Le concert de 20h
Concerts
Vendredi 8 mai 2020
2h 28mn

Spéciale Keith Jarrett

Une soirée avec Keith Jarrett en concert au Japon, les "Sun Bear Concerts" paru chez ECM.

Spéciale Keith Jarrett
Keith Jarrett, © Getty / Tom Copi

Pendant deux semaines, en novembre 1976, Keith Jarrett a ouvert des horizons impensables dans sept grandes villes japonaises pour une série historique de concerts improvisés (qui ne sont pas tous inclus dans cet enregistrement). Le résultat fut un ensemble de 10-LP, maintenant télescopé sur six CD, qu'il faut entendre pour le croire. Dans cette modeste boîte grise typographiée, bat l'un des cœurs créatifs les plus profonds d'ECM. À la lumière de cela, une ligne plus appropriée pourrait se lire : Keith Jarrett est la musique elle-même. 

Nagoya, le 12 novembre 1976

Dans la première partie, non seulement Jarrett s'inspire de ses voyages, semble-t-il, mais il en crée aussi de nouveaux au fur et à mesure qu'ils se produisent. Cette musique commence dans une étreinte intime, dans la tessiture medium du piano, de sorte que lorsque les notes aiguës commencent à happer notre attention, nous les ressentons avec acuité : un picotement dans la colonne vertébrale, un tintement à l'arrière du cerveau, un sursaut dans les battements de notre cœur. Jarrett traverse des eaux plus calmes, rattrapant la mélodie errante dans son filet. L'atmosphère est aussi méditative que celle d'Osaka et atteint cet état grâce à une accumulation d'énergie, dont la libération se trouve dans son flot continu. A chaque strate, nous nous rapprochons d'un centre aux allure d’hymne, à travers lequel s'articule un océan de souvenirs. Certains sont ludiques, d'autres encombrants, mais tous sont profondément significatifs du moment présent, comme un portrait subjectif de la musique personnifiée. Nous émergeons de cette rêverie enjouée revêtus de nouveaux vêtements sonores, cousus par un mélodiste hors-pair.

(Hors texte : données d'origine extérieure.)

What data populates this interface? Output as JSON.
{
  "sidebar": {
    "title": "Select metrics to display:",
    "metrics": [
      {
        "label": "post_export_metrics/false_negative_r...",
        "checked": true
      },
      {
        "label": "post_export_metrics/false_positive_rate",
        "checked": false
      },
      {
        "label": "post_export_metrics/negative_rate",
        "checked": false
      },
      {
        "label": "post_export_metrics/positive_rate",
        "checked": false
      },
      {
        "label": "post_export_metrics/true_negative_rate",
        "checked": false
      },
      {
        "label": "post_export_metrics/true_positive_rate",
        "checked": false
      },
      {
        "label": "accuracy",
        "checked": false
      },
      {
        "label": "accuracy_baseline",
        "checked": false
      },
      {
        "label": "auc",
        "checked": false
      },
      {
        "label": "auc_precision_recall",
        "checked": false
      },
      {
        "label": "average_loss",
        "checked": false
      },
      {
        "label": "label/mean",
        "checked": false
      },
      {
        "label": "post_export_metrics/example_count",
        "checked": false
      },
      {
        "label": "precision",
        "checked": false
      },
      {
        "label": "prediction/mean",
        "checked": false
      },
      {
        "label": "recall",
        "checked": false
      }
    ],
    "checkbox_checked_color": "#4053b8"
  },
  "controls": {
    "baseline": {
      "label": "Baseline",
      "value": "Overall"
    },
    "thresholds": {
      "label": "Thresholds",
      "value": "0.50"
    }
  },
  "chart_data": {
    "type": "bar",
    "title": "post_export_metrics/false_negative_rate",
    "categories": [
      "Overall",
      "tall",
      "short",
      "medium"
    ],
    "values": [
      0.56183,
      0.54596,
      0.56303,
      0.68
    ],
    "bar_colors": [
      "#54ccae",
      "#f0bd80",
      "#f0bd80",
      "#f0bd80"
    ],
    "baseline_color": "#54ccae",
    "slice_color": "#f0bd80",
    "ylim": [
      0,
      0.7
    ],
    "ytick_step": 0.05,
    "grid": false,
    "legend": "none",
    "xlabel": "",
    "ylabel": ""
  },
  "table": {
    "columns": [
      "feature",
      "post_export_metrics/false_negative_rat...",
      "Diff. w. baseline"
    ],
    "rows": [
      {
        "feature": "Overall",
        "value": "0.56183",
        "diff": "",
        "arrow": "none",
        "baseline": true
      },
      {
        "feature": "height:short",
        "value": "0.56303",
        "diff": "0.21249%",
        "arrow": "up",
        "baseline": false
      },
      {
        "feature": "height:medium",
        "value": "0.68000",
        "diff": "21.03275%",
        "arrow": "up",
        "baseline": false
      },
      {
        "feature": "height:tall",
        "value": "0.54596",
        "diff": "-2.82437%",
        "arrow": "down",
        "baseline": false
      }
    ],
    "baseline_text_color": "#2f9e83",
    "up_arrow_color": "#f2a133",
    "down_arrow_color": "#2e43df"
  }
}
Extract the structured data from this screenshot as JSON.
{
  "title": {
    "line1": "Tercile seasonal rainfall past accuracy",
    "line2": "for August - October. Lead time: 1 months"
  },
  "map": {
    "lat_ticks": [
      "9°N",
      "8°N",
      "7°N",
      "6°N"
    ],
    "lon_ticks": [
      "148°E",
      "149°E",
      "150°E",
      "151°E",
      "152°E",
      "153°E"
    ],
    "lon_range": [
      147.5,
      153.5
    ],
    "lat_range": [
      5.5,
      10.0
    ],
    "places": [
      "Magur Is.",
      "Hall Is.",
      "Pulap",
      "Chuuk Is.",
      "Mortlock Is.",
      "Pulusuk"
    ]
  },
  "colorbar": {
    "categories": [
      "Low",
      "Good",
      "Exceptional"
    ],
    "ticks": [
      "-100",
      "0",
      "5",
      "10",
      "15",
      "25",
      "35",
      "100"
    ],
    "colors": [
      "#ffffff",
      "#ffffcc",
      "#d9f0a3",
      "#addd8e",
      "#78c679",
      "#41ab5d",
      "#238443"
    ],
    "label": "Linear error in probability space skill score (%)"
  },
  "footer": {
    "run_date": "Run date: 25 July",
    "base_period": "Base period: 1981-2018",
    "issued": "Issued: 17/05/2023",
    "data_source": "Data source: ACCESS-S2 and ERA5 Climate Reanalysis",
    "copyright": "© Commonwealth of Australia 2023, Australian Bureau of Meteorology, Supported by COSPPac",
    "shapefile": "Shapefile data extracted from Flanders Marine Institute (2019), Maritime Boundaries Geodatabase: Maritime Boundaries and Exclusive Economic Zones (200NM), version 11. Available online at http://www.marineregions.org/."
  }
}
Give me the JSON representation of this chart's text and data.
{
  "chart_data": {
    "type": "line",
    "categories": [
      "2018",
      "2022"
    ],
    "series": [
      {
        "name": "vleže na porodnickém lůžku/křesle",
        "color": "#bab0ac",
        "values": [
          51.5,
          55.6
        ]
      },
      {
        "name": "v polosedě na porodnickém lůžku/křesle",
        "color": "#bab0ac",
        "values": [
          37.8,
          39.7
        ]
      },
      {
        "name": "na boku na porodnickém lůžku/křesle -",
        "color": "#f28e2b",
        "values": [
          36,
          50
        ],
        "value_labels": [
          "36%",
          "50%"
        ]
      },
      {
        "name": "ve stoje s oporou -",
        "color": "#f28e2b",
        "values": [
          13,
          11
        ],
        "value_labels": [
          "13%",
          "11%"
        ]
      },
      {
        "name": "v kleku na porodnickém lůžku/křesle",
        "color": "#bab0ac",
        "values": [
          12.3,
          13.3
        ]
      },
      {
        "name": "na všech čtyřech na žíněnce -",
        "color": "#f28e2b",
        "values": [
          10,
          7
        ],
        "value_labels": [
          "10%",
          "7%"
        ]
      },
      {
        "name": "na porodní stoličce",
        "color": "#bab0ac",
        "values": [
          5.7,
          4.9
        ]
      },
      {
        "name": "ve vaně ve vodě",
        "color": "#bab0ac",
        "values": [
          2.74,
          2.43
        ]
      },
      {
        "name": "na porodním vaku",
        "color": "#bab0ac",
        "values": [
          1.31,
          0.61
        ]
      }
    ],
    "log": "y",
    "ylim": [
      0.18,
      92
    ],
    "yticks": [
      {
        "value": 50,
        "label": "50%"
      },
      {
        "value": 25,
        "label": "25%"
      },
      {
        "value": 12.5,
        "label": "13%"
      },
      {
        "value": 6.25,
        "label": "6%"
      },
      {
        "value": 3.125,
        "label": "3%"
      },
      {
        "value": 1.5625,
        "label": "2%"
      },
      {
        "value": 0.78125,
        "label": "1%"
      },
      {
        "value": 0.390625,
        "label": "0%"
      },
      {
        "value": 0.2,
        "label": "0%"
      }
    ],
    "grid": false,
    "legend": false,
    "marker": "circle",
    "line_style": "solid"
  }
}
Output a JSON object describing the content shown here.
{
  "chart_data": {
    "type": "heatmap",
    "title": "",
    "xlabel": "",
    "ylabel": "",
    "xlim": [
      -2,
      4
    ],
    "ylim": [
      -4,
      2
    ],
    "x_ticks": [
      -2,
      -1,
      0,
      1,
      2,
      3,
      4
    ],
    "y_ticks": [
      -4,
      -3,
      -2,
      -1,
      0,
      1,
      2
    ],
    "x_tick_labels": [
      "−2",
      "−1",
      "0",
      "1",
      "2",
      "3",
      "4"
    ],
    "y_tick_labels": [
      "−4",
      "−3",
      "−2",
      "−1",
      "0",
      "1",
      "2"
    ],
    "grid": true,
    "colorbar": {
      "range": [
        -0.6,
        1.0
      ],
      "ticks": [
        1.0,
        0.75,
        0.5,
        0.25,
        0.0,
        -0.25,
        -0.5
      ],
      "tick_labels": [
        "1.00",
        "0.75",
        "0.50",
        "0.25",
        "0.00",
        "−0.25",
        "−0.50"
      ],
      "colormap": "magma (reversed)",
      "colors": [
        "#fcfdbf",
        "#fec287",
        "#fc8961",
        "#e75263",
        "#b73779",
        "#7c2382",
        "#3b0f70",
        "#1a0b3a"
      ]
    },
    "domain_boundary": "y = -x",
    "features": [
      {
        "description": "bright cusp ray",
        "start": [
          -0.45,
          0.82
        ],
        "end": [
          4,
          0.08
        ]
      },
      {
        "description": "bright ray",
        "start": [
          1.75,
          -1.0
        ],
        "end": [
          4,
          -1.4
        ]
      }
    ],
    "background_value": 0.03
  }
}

La deuxième partie s'ouvre sur une longue ballade. Jarrett propose ici une forme particulièrement astucieuse, trouvant dans chaque note le potentiel pour un millier d'autres. Dans sa simplicité, il respire une foule de récits environnants, tous plus impliqués et plus narratifs les uns que les autres. Avec ce spectacle, Jarrett montre que même dans ses moments les plus contemplatifs, il est tout feu tout flamme. Alors qu'il oscille entre les registres inférieurs et supérieurs, il s'abandonne à des palpitations transcendantes, comme pour interrompre notre repos avec la promesse d’une transmigration. Un chemin réservé et prudent, dans lequel les pas laissent des traces permanentes de leur passage. 

Tokyo, le 14 novembre 1976

Comme pour imiter la géographie de ses voyages à travers le Japon, la musique trouve son propre moteur dans la première partie, restituant à travers des méandres longs et variés le cœur profond de la métropole. On peut imaginer, après ce début tout en douceur, que Jarrett raconte l'histoire d'une jeunesse qui aurait mal tourné, d'un amour interrompu et reformé de façon inattendue. Sur l'un de ses ostinatos les plus attachants, qu'il tire et étire au maximum de ses capacités, Jarrett peint une forêt de visages ouvrant la bouche sans parler. Au fil du temps, les arbres se fondent dans une énergie musicale plus séductrice, se déployant dans ce que je l’on peut décrire comme une agression passionnée pour aboutir à une fin extatique et réconfortante.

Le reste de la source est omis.